Jason kembali memutar tubuhku. Tangannya di punggungku, ia menarikku mendekat. Aku bersumpah dadaku bersentuhan dengan dadanya. Sialnya, aku yakin sepenuhnya bahwa puncaknya menegang.

Jason menatapku. Ia mendekatkan bibir ke telingaku hingga aku menahan napas. "Bolehkah aku meremas bokongmu?"

Jika hal ini terjadi berbulan-bulan yang lalu. Aku yakin aku menamparnya dan menyumpahinya. Aku bahkan tak akan ragu mengadukannya pada ayahku atau abangku. Tapi hari ini adalah hari aneh di mana seluruh pandanganku pada Jason yang kekanakan berubah menjadi Jason yang seumuranku, lebih dewasa, lebih tampan, lebih manis, dan banyak kelebihan lainnya yang suatu saat nanti ketika aku mengingat hari ini, aku jelas akan menyesal pernah berpikir seperti ini.

Namun tanganku terlepas dari leher Jason. Merambat ke belakang tubuhku, punggungku, di mana tangan Jason berada. Aku memegangnya, berkendali atas dirinya.
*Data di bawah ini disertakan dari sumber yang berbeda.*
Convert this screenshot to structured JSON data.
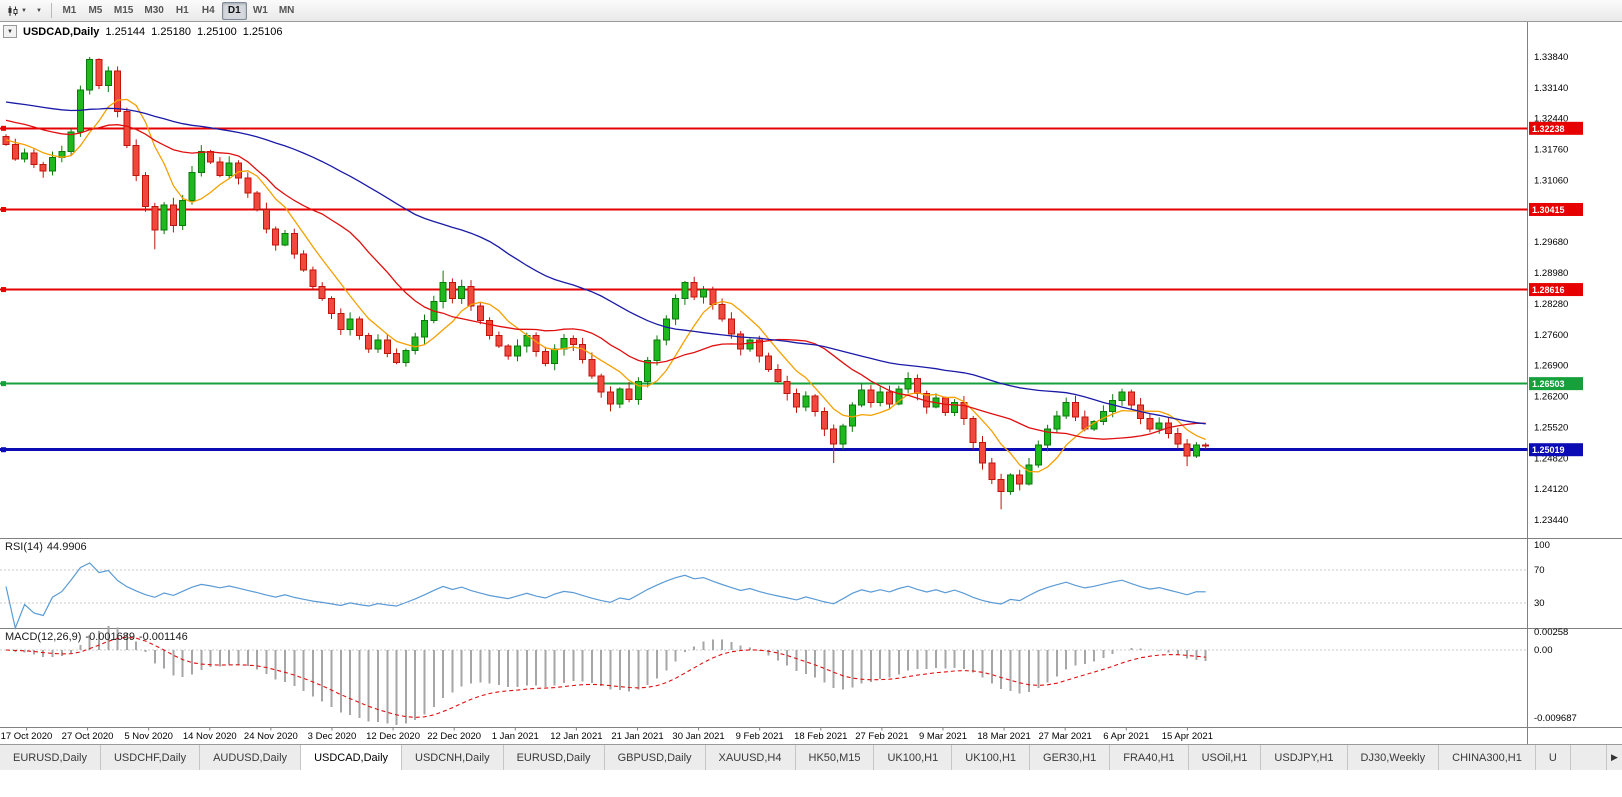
{
  "toolbar": {
    "timeframes": [
      "M1",
      "M5",
      "M15",
      "M30",
      "H1",
      "H4",
      "D1",
      "W1",
      "MN"
    ],
    "active": "D1"
  },
  "chart": {
    "header": {
      "symbol": "USDCAD,Daily",
      "open": "1.25144",
      "high": "1.25180",
      "low": "1.25100",
      "close": "1.25106"
    },
    "price_axis_labels": [
      "1.33840",
      "1.33140",
      "1.32440",
      "1.31760",
      "1.31060",
      "1.30360",
      "1.29680",
      "1.28980",
      "1.28280",
      "1.27600",
      "1.26900",
      "1.26200",
      "1.25520",
      "1.24820",
      "1.24120",
      "1.23440"
    ],
    "hlines": [
      {
        "price": 1.32238,
        "label": "1.32238",
        "color": "#e60000",
        "width": 2
      },
      {
        "price": 1.30415,
        "label": "1.30415",
        "color": "#e60000",
        "width": 2
      },
      {
        "price": 1.28616,
        "label": "1.28616",
        "color": "#e60000",
        "width": 2
      },
      {
        "price": 1.26503,
        "label": "1.26503",
        "color": "#16a03c",
        "width": 2
      },
      {
        "price": 1.25019,
        "label": "1.25019",
        "color": "#0c0cb4",
        "width": 3
      }
    ],
    "date_labels": [
      "17 Oct 2020",
      "27 Oct 2020",
      "5 Nov 2020",
      "14 Nov 2020",
      "24 Nov 2020",
      "3 Dec 2020",
      "12 Dec 2020",
      "22 Dec 2020",
      "1 Jan 2021",
      "12 Jan 2021",
      "21 Jan 2021",
      "30 Jan 2021",
      "9 Feb 2021",
      "18 Feb 2021",
      "27 Feb 2021",
      "9 Mar 2021",
      "18 Mar 2021",
      "27 Mar 2021",
      "6 Apr 2021",
      "15 Apr 2021"
    ]
  },
  "chart_data": {
    "type": "candlestick",
    "symbol": "USDCAD",
    "period": "Daily",
    "first_open": 1.3205,
    "closes": [
      1.3188,
      1.3155,
      1.3168,
      1.3142,
      1.3128,
      1.3158,
      1.3172,
      1.3215,
      1.331,
      1.3378,
      1.332,
      1.3352,
      1.3262,
      1.3185,
      1.3118,
      1.3048,
      1.2995,
      1.3052,
      1.3005,
      1.3062,
      1.3125,
      1.3172,
      1.3148,
      1.3118,
      1.3146,
      1.3112,
      1.3078,
      1.3042,
      1.2998,
      1.2962,
      1.2988,
      1.2942,
      1.2905,
      1.2868,
      1.2842,
      1.2808,
      1.2772,
      1.2795,
      1.2758,
      1.2728,
      1.2748,
      1.2718,
      1.2698,
      1.2725,
      1.2755,
      1.2792,
      1.2835,
      1.2878,
      1.2842,
      1.2868,
      1.2825,
      1.2792,
      1.2758,
      1.2735,
      1.2712,
      1.2735,
      1.2758,
      1.2722,
      1.2695,
      1.2728,
      1.2752,
      1.2738,
      1.2705,
      1.2668,
      1.2632,
      1.2605,
      1.2638,
      1.2615,
      1.2655,
      1.2702,
      1.2748,
      1.2795,
      1.2842,
      1.2878,
      1.2845,
      1.2862,
      1.2828,
      1.2795,
      1.2762,
      1.2728,
      1.2748,
      1.2712,
      1.2682,
      1.2655,
      1.2628,
      1.2598,
      1.2622,
      1.2588,
      1.2548,
      1.2515,
      1.2555,
      1.2602,
      1.2636,
      1.2608,
      1.2632,
      1.2605,
      1.2638,
      1.2662,
      1.2628,
      1.2598,
      1.2618,
      1.2585,
      1.2608,
      1.2572,
      1.2518,
      1.2472,
      1.2435,
      1.2408,
      1.2445,
      1.2425,
      1.2468,
      1.2512,
      1.2548,
      1.2578,
      1.2608,
      1.2575,
      1.2548,
      1.2565,
      1.2588,
      1.2612,
      1.2632,
      1.2602,
      1.2572,
      1.2548,
      1.2562,
      1.2538,
      1.2515,
      1.2488,
      1.2512,
      1.25106
    ],
    "wick_overrides": {
      "9": {
        "h": 1.3384
      },
      "16": {
        "l": 1.2952
      },
      "47": {
        "h": 1.2904
      },
      "65": {
        "l": 1.2588
      },
      "89": {
        "l": 1.2472
      },
      "107": {
        "l": 1.2368
      },
      "127": {
        "l": 1.2465
      }
    },
    "moving_averages": [
      {
        "name": "fast",
        "period": 7,
        "color": "#f5a000",
        "pad": 1.32
      },
      {
        "name": "mid",
        "period": 18,
        "color": "#e01010",
        "pad": 1.3245
      },
      {
        "name": "slow",
        "period": 45,
        "color": "#1a1aa8",
        "pad": 1.3285
      }
    ]
  },
  "rsi": {
    "title": "RSI(14)",
    "value": "44.9906",
    "period": 14,
    "color": "#5b9bd5",
    "levels": [
      {
        "v": 100,
        "label": "100"
      },
      {
        "v": 70,
        "label": "70"
      },
      {
        "v": 30,
        "label": "30"
      }
    ]
  },
  "macd": {
    "title": "MACD(12,26,9)",
    "value_macd": "-0.001689",
    "value_signal": "-0.001146",
    "fast": 12,
    "slow": 26,
    "signal": 9,
    "hist_color": "#a6a6a6",
    "signal_color": "#e01010",
    "axis": [
      {
        "v": 0.00258,
        "label": "0.00258"
      },
      {
        "v": 0,
        "label": "0.00"
      },
      {
        "v": -0.009687,
        "label": "-0.009687"
      }
    ]
  },
  "colors": {
    "up": "#1fb81f",
    "up_stroke": "#0a7a0a",
    "down": "#f0483c",
    "down_stroke": "#c0150c"
  },
  "tabs": {
    "items": [
      "EURUSD,Daily",
      "USDCHF,Daily",
      "AUDUSD,Daily",
      "USDCAD,Daily",
      "USDCNH,Daily",
      "EURUSD,Daily",
      "GBPUSD,Daily",
      "XAUUSD,H4",
      "HK50,M15",
      "UK100,H1",
      "UK100,H1",
      "GER30,H1",
      "FRA40,H1",
      "USOil,H1",
      "USDJPY,H1",
      "DJ30,Weekly",
      "CHINA300,H1",
      "U"
    ],
    "active_index": 3
  }
}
Ia tetap menatap mataku ketika pelukannya terlepas. Ia tetap menatapku ketika tangannya kuposisikan menurun. Napasnya terengah ketika tangan itu telah kudaratkan di bokongku. Tangannya mengirim panas yang menjalari bokongku, kemudian sekujur tubuhku. Jason memejamkan mata saat meremas dan aku terengah.

Brengsek. Bagaimana mungkin aku menyukainya?

Jason membuatku lebih dekat lagi padanya. Musiknya masih menggema dan mengentak-entak. Pasang-pasang mata yang menatap kami. Tubuh kami membeku merasakan satu sama lain. Aku tidak peduli. Kami tidak peduli. Kami berdiri di sini, saling bertatapan, memiringkan kepala, dan kami berciuman untuk kedua kalinya.